Romney has actually said that the state of Arizona could be the model for the nation. He also likes his “self-deportation” approach of making immigrant life so miserable that they will leave. He never talked about streamlining visa process and lifting red tape for educated immigrants. Enough said.
Romney: being severely socially conservative and running on the plan that resembles wishful thinking, I would not expect much good to come out of Romney’s administration. The “5 Point Plan” the he is running on is not really a plan but a set of, at times vague, goals. A plan would be a more concrete description of how those goals are going to be achieved. Romney used to be a consultant but his current behavior cannot be further from what behavior of a real consultant would resemble. I’m a consultant as well and, if on an assignment, I told my client “You need to cut costs”, I would expect to hear something like “Thanks, Einstein we already knew that. We need you to tell us how to do that”. How he is going to do that is precisely what Romney’s “plan” lacks. This, on top of the fact that current Republican party seems to be falling off the cliff of sensibility and reason, makes Romney look like a poor choice to me.

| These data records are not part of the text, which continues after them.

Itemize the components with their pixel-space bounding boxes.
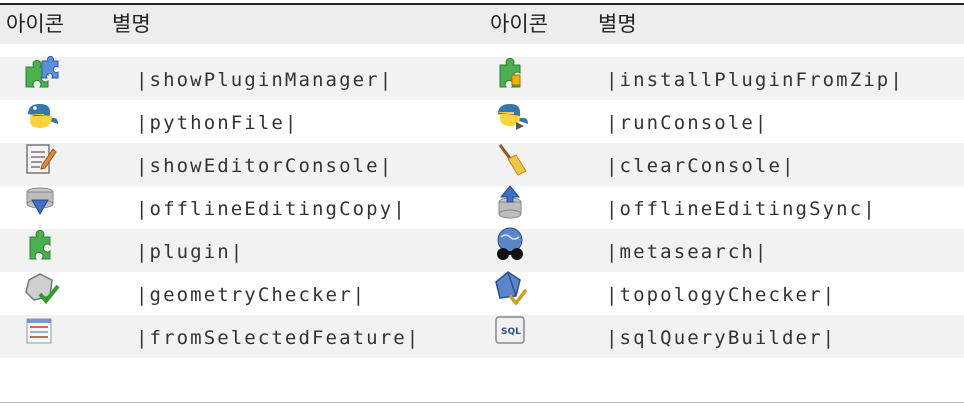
- offline-editing-copy-icon: [26, 187, 54, 216]
- table-row: |geometryChecker| |topologyChecker|: [0, 271, 964, 315]
- python-run-console-icon: [496, 104, 528, 130]
- header-icon-left: 아이콘: [6, 12, 64, 36]
- alias-text: |showPluginManager|: [136, 69, 394, 91]
- alias-text: |offlineEditingSync|: [606, 198, 877, 220]
- table-row: |pythonFile| |runConsole|: [0, 100, 964, 143]
- geometry-checker-icon: [25, 273, 60, 305]
- python-file-icon: [26, 104, 58, 128]
- header-alias-left: 별명: [112, 12, 151, 36]
- install-plugin-zip-icon: [499, 57, 521, 88]
- header-icon-right: 아이콘: [490, 12, 548, 36]
- alias-text: |pythonFile|: [136, 112, 299, 134]
- table-bottom-rule: [0, 402, 964, 403]
- alias-text: |installPluginFromZip|: [606, 69, 904, 91]
- table-row: |showEditorConsole| |clearConsole|: [0, 143, 964, 186]
- metasearch-icon: [497, 227, 523, 260]
- editor-console-icon: [26, 144, 57, 174]
- table-row: |offlineEditingCopy| |offlineEditingSync…: [0, 185, 964, 229]
- table-row: |showPluginManager| |installPluginFromZi…: [0, 55, 964, 100]
- sql-query-builder-icon: SQL: [495, 316, 525, 344]
- broom-clear-icon: [498, 144, 527, 176]
- table-row: |plugin| |metasearch|: [0, 227, 964, 272]
- alias-text: |showEditorConsole|: [136, 155, 394, 177]
- svg-text:SQL: SQL: [501, 327, 521, 337]
- alias-text: |fromSelectedFeature|: [136, 327, 421, 349]
- from-selected-feature-icon: [26, 318, 52, 344]
- alias-text: |geometryChecker|: [136, 284, 367, 306]
- alias-text: |clearConsole|: [606, 155, 796, 177]
- plugin-icon: [29, 229, 51, 260]
- alias-text: |topologyChecker|: [606, 284, 837, 306]
- alias-text: |plugin|: [136, 241, 245, 263]
- alias-text: |sqlQueryBuilder|: [606, 327, 837, 349]
- plugin-manager-icon: [25, 55, 59, 88]
- offline-editing-sync-icon: [498, 185, 522, 219]
- header-alias-right: 별명: [598, 12, 637, 36]
- topology-checker-icon: [495, 271, 528, 306]
- alias-text: |offlineEditingCopy|: [136, 198, 407, 220]
- alias-text: |runConsole|: [606, 112, 769, 134]
- table-row: |fromSelectedFeature| SQL |sqlQueryBuild…: [0, 315, 964, 358]
- alias-text: |metasearch|: [606, 241, 769, 263]
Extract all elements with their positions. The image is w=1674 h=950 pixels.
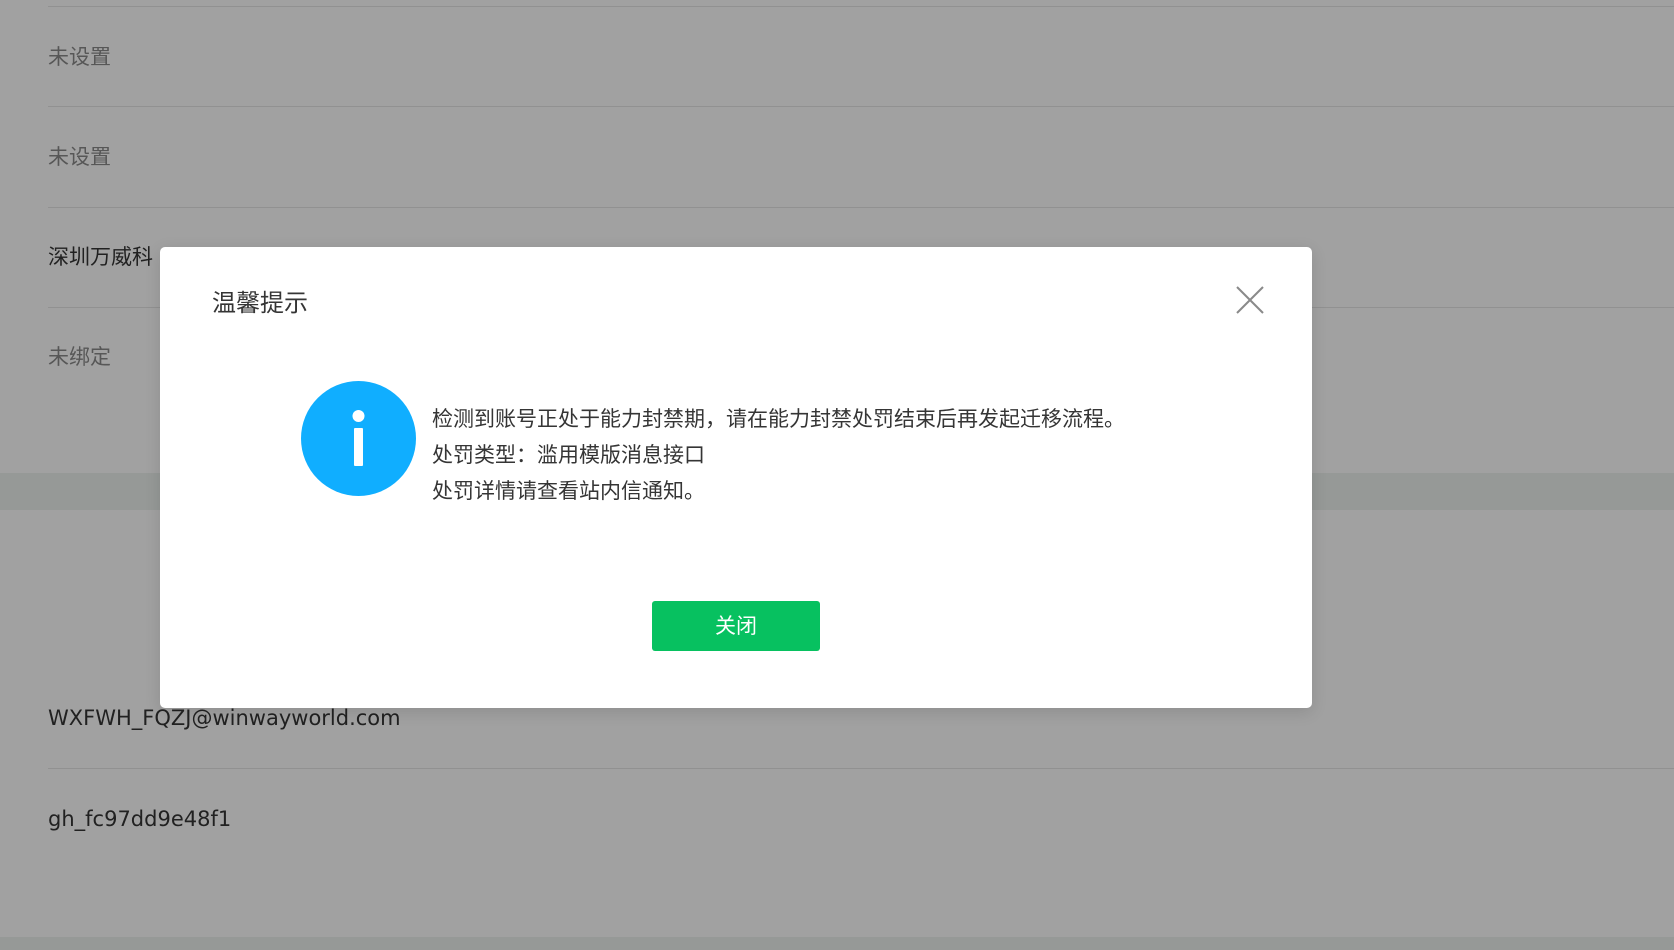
- message-line: 处罚类型：滥用模版消息接口: [432, 443, 705, 467]
- message-line: 处罚详情请查看站内信通知。: [432, 479, 705, 503]
- dialog-title: 温馨提示: [212, 289, 308, 317]
- settings-page: 未设置 未设置 深圳万威科 未绑定 WXFWH_FQZJ@winwayworld…: [0, 0, 1674, 950]
- info-icon: [301, 381, 416, 496]
- close-icon[interactable]: [1234, 284, 1266, 316]
- close-button[interactable]: 关闭: [652, 601, 820, 651]
- notice-dialog: 温馨提示 检测到账号正处于能力封禁期，请在能力封禁处罚结束后再发起迁移流程。 处…: [160, 247, 1312, 708]
- dialog-message: 检测到账号正处于能力封禁期，请在能力封禁处罚结束后再发起迁移流程。 处罚类型：滥…: [432, 401, 1252, 509]
- message-line: 检测到账号正处于能力封禁期，请在能力封禁处罚结束后再发起迁移流程。: [432, 407, 1125, 431]
- close-icon-glyph: [1236, 286, 1264, 314]
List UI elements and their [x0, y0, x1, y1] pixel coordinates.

Obama: while there were a few things to be disappointed about (like president’s inability to work with the congress or perhaps sub-optimal use of stimulus money), I think Obama deserves re-election. His proposed policies make way more sense that those of Romney. Taxing the affluent in order to pay for things like research, education and infrastructure is something that every nation does, while America has essentially regressive tax system. I wish he was more aggressive in dealing with the fiscal problems and pursuing other parts of his rhetoric. Given the options, however, there is no question about who I would support.